True to its science-fictional roots, The Fantastic Four: First Steps focuses far more on problem-solving and the frustrations behind the right scientifically ethical solution than in beating the crap out of the enemy. We are presented, in the film’s second half, with a Reed Richards who doubts his own knowledge, his own scientific instincts, who, maybe for the first time in his career, feels out of his league. Even Johnny gets in on the game, overcoming the vain pretty boy cliché of past iterations of his character in actually figuring things out on his own as he deciphers the messages contained in signals sent from the destroyed planets. Ben may be doing most of the clobbering by the end of the film, but he also proves himself useful in other ways when it comes to implementing Reed’s plans. Again, brain AND brawn. Ben also seems to be far more comfortable in his own body than past film versions of the character.

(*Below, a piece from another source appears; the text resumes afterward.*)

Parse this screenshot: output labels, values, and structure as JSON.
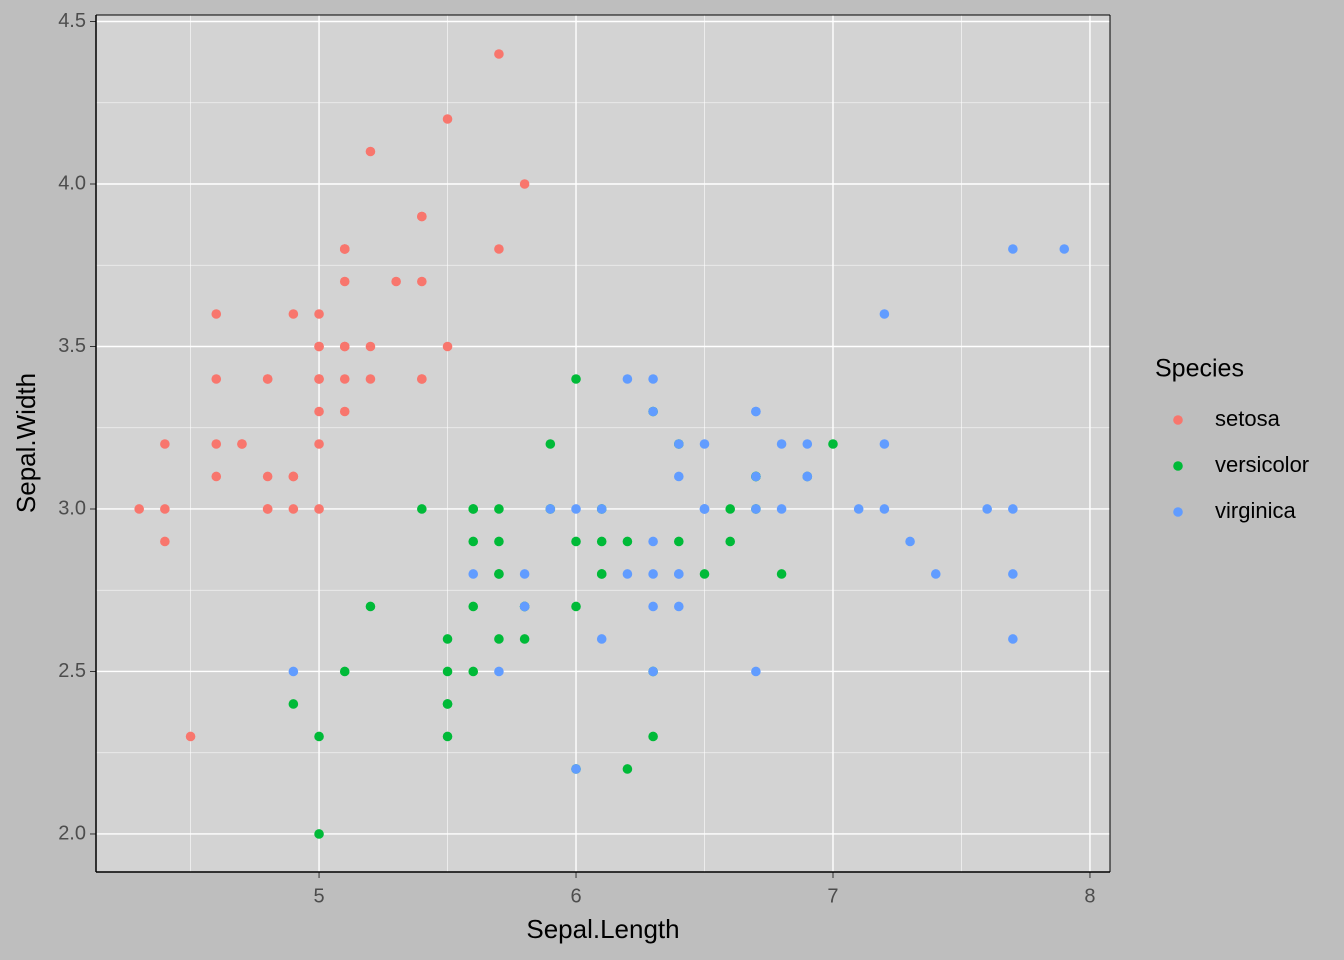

The Fantastic Four: First Steps is by no means a perfect film. It introduces a character sweetly played by Natasha Lyonne hinting at a potential romance between her and Ben. And that’s how it stays as: a hint until the quartet’s next solo adventure. Galactus’ planet destroying device is not exactly a brand new idea: it looks like a distant cousin to Star Trek: The Motion Picture’s massive mechanical entity known as V’ger and the big alien artifact that turned the power off every spaceship and space station in the Solar System in Star Trek IV: The Voyage Home.
But I dug it. Not only does the film vindicate these characters on the big screen after so many failed attempts, but in casting its four leads, Shakman and his team paid far more attention to their chemistry than the casting team behind past iterations of the franchise. They also gave the Fantastic Four a wonderful world to play in, a world that evokes, in its retrofuturism, the optimism this country embraced back in the early days of the space race. The Fantastic Four: First Steps feels like a natural summer companion to James Gunn’s Superman: they both embrace the light, even though there is far more brawn than brain in Gunn’s film. But The Fantastic Four: First Steps takes it one step further. This is a film that believes that science can solve our problems, that our imagination is a valuable tool, and that, yes, there is no place like home. Too bad about that mid-credit sequence: I want to spend far more time on Earth 828 and with this family and see how they tackle their version of the 70s and 80s, than in another metahuman, multiverse reunion.